Garduño sold printer paper in Mexico City in the 1990s before moving to Tijuana. Once there, he directed several plays written by Enrique Olmos, a playwright living in the state of Hidalgo. Olmos said Garduño had become “one of the most important directors in the country”.
Olmos said Garduño loved going to bars, nightlife and the Mexican football club Cruz Azul. “No one knew Tijuana like him,” he added. “A good man, a good father, a good friend and always restless. That’s how I remember it. “
In professional circles, Gonzalez was known as Paco Mufote, but independent director Jose Paredes knew him better by another nickname: Pakovic, a merger of Paco and the surname of Argentine Mexican guitarist Alejandro Markovic.
Paredes met Gonzalez when he was 10 and Gonzalez was about 19. Back in the 1990s, Gonzalez would visit Paredes’ family home in Tijuana for jam sessions with his older brothers, who played keyboards and drums.
“My house was then where [the musicians would] everyone meets, “Paredes told The Times. “They were older than me, but Paco was one of the few who actually talked to me when I was a child, and he was very kind.”
Paredes, a rare non-musical member of the family who is more interested in movies, accidentally crosses paths with Gonzalez years later. At the time, Paredes was directing short films and Gonzalez was starting his acting career. Paredes was surprised. He always thought of Gonzalez as a musician. He soon learned that Gonzalez was also a remarkably flexible actor.
“He was like a chameleon,” Paredes said. “He can play any role.”
However, Gonzalez’s love for music has never disappeared.
In Paredes’ 2022 film, Contratiempo, Gonzalez portrays a musician similar to him. While shooting the film in 2020, Paredes said that a song was stuck on the set. Just when he finally stopped thinking about it, Gonzalez started playing his guitar tune, smiling at him.
“Once he smiles, it’s over,” said actor Jose Jenke, who co-starred with Gonzalez in Contratiempo.
“You see the heart right there. … It is a light that passes. ”
At the end of the private screening of “Contratiempo”, Gonzalez with a guitar in his hand – shouted in full force: “Thank you all! It was a great project, but I have to go! ‘ … and it just ran out, ”Paredes recalls.
Gonzalez was constantly on the move, said Paredes, whose last communication with his longtime friend was not a text message but an audio one.

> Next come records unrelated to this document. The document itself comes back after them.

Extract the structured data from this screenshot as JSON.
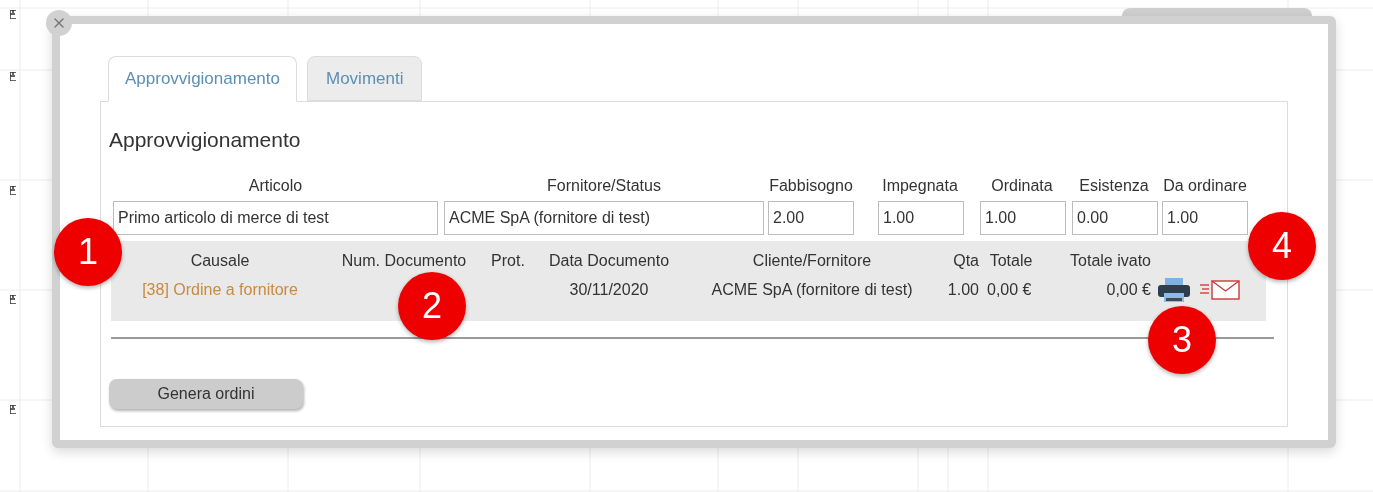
{
  "dialog": {
    "tabs": [
      {
        "label": "Approvvigionamento",
        "selected": true
      },
      {
        "label": "Movimenti",
        "selected": false
      }
    ],
    "section_title": "Approvvigionamento",
    "supply": {
      "columns": [
        "Articolo",
        "Fornitore/Status",
        "Fabbisogno",
        "Impegnata",
        "Ordinata",
        "Esistenza",
        "Da ordinare"
      ],
      "values": [
        "Primo articolo di merce di test",
        "ACME SpA (fornitore di test)",
        "2.00",
        "1.00",
        "1.00",
        "0.00",
        "1.00"
      ]
    },
    "movements": {
      "columns": [
        "Causale",
        "Num. Documento",
        "Prot.",
        "Data Documento",
        "Cliente/Fornitore",
        "Qta",
        "Totale",
        "Totale ivato"
      ],
      "rows": [
        {
          "cells": [
            "[38] Ordine a fornitore",
            null,
            null,
            "30/11/2020",
            "ACME SpA (fornitore di test)",
            "1.00",
            "0,00 €",
            "0,00 €"
          ]
        }
      ]
    },
    "button": "Genera ordini"
  },
  "markers": [
    "1",
    "2",
    "3",
    "4"
  ]
}
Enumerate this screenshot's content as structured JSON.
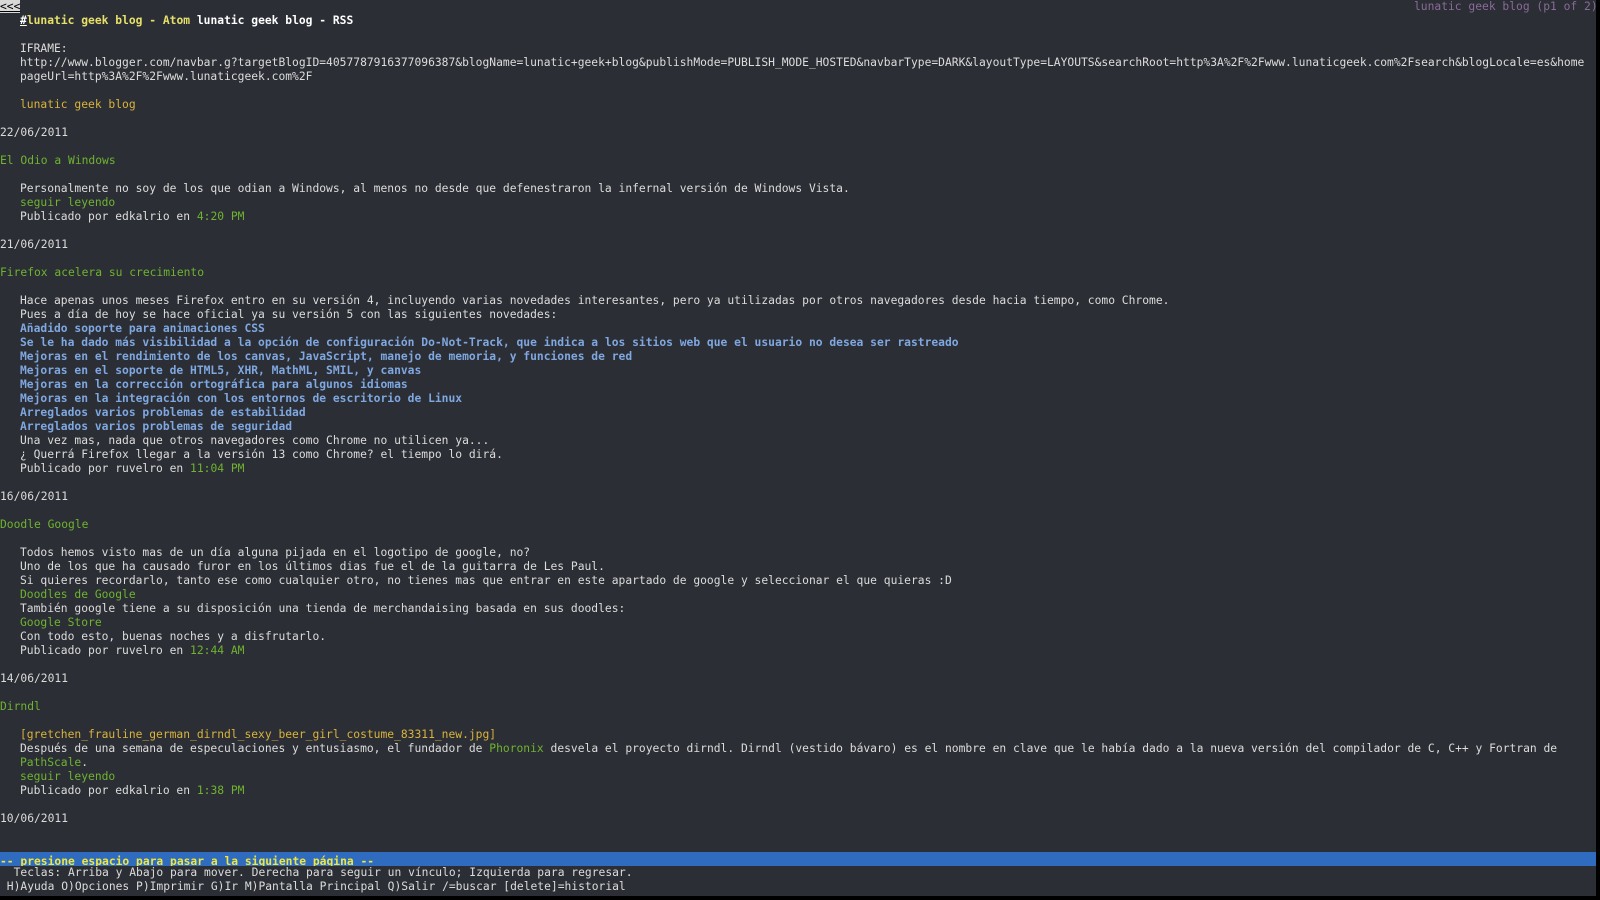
{
  "header": {
    "back_link": "<<<",
    "hash": "#",
    "atom_link": "lunatic geek blog - Atom",
    "rss_link": "lunatic geek blog - RSS",
    "page_indicator": "lunatic geek blog (p1 of 2)"
  },
  "iframe": {
    "label": "IFRAME:",
    "url_line1": "http://www.blogger.com/navbar.g?targetBlogID=4057787916377096387&blogName=lunatic+geek+blog&publishMode=PUBLISH_MODE_HOSTED&navbarType=DARK&layoutType=LAYOUTS&searchRoot=http%3A%2F%2Fwww.lunaticgeek.com%2Fsearch&blogLocale=es&home",
    "url_line2": "pageUrl=http%3A%2F%2Fwww.lunaticgeek.com%2F"
  },
  "blog_title": "lunatic geek blog",
  "posts": [
    {
      "date": "22/06/2011",
      "title": "El Odio a Windows",
      "body": [
        "Personalmente no soy de los que odian a Windows, al menos no desde que defenestraron la infernal versión de Windows Vista."
      ],
      "read_more": "seguir leyendo",
      "byline_prefix": "Publicado por edkalrio en ",
      "time": "4:20 PM"
    },
    {
      "date": "21/06/2011",
      "title": "Firefox acelera su crecimiento",
      "body": [
        "Hace apenas unos meses Firefox entro en su versión 4, incluyendo varias novedades interesantes, pero ya utilizadas por otros navegadores desde hacia tiempo, como Chrome.",
        "Pues a día de hoy se hace oficial ya su versión 5 con las siguientes novedades:"
      ],
      "features": [
        "Añadido soporte para animaciones CSS",
        "Se le ha dado más visibilidad a la opción de configuración Do-Not-Track, que indica a los sitios web que el usuario no desea ser rastreado",
        "Mejoras en el rendimiento de los canvas, JavaScript, manejo de memoria, y funciones de red",
        "Mejoras en el soporte de HTML5, XHR, MathML, SMIL, y canvas",
        "Mejoras en la corrección ortográfica para algunos idiomas",
        "Mejoras en la integración con los entornos de escritorio de Linux",
        "Arreglados varios problemas de estabilidad",
        "Arreglados varios problemas de seguridad"
      ],
      "closing": [
        "Una vez mas, nada que otros navegadores como Chrome no utilicen ya...",
        "¿ Querrá Firefox llegar a la versión 13 como Chrome? el tiempo lo dirá."
      ],
      "byline_prefix": "Publicado por ruvelro en ",
      "time": "11:04 PM"
    },
    {
      "date": "16/06/2011",
      "title": "Doodle Google",
      "body": [
        "Todos hemos visto mas de un día alguna pijada en el logotipo de google, no?",
        "Uno de los que ha causado furor en los últimos dias fue el de la guitarra de Les Paul.",
        "Si quieres recordarlo, tanto ese como cualquier otro, no tienes mas que entrar en este apartado de google y seleccionar el que quieras :D"
      ],
      "link1": "Doodles de Google",
      "middle": "También google tiene a su disposición una tienda de merchandaising basada en sus doodles:",
      "link2": "Google Store",
      "closing": "Con todo esto, buenas noches y a disfrutarlo.",
      "byline_prefix": "Publicado por ruvelro en ",
      "time": "12:44 AM"
    },
    {
      "date": "14/06/2011",
      "title": "Dirndl",
      "image_alt": "[gretchen_frauline_german_dirndl_sexy_beer_girl_costume_83311_new.jpg]",
      "body_pre": "Después de una semana de especulaciones y entusiasmo, el fundador de ",
      "phoronix_link": "Phoronix",
      "body_post": " desvela el proyecto dirndl. Dirndl (vestido bávaro) es el nombre en clave que le había dado a la nueva versión del compilador de C, C++ y Fortran de",
      "pathscale_link": "PathScale",
      "pathscale_end": ".",
      "read_more": "seguir leyendo",
      "byline_prefix": "Publicado por edkalrio en ",
      "time": "1:38 PM"
    },
    {
      "date": "10/06/2011"
    }
  ],
  "status_bar": "-- presione espacio para pasar a la siguiente página --",
  "help_line1": "  Teclas: Arriba y Abajo para mover. Derecha para seguir un vínculo; Izquierda para regresar.",
  "help_line2": " H)Ayuda O)Opciones P)Imprimir G)Ir M)Pantalla Principal Q)Salir /=buscar [delete]=historial",
  "colors": {
    "background": "#2b2e34",
    "text": "#dcdcdc",
    "link_green": "#6fb331",
    "link_orange": "#d9b33d",
    "list_blue": "#7fa7e0",
    "status_bar_bg": "#2f6cc0",
    "status_bar_text": "#f0e63c",
    "page_indicator": "#8a6a99"
  }
}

Gonzalez usually chooses audio instead of text, “because he was always driving somewhere or walking somewhere.”
“I don’t think anything was a hobby for him,” Paredes said. “It was a way of life. … He was always doing something. He didn’t stop. “
Although he has known him for a much shorter period of time, Jenke immediately recognized Gonzalez as a “rock star” – not because of his guitar skills, but because of his commitment to spreading his love of the arts to young people in Mexico.
After working with him on Contratiempo, Gonzalez planned to teach guitar and acting lessons for the non-profit organization Yenque, Arts for a Better Tomorrow, which has partnered with orphanages in Tijuana to heal through art.

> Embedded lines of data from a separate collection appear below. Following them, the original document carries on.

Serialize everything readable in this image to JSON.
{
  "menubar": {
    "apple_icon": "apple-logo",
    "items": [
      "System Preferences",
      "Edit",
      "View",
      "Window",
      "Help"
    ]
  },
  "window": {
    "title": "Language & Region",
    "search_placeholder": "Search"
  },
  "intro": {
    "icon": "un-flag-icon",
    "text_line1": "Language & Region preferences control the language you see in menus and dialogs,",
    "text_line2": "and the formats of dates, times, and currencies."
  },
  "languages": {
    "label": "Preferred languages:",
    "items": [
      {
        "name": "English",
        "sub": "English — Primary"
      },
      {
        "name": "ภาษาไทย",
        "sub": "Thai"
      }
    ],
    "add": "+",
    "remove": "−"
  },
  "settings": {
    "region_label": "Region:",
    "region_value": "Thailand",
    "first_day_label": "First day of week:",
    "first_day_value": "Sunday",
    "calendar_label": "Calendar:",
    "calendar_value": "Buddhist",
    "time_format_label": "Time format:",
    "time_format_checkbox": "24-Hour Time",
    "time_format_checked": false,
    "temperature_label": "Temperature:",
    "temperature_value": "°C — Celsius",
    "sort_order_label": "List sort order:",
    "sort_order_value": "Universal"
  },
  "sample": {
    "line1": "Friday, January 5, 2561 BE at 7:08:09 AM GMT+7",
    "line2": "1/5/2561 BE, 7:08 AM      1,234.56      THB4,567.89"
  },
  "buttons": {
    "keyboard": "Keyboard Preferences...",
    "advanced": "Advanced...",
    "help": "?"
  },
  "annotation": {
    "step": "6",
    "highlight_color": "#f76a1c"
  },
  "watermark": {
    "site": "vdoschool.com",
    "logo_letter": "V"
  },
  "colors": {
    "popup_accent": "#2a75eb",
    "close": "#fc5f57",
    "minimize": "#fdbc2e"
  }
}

“I never knew Paco’s real name,” Jenke said. “It’s not like he’s been a long, longtime friend … but it just shows you the influence that someone who is good can have – someone who has great intentions, someone who has a good heart. And I don’t meet many of them. “
Gonzalez survived his parents.
“He was an actor with different dimensions,” said Jenke. “He will play a killer … and in a moment he can just turn him around and he can play someone you trust and with whom you would leave your children. … This is a great actor. ”
Miller reported from Mexico City, Carras from Los Angeles.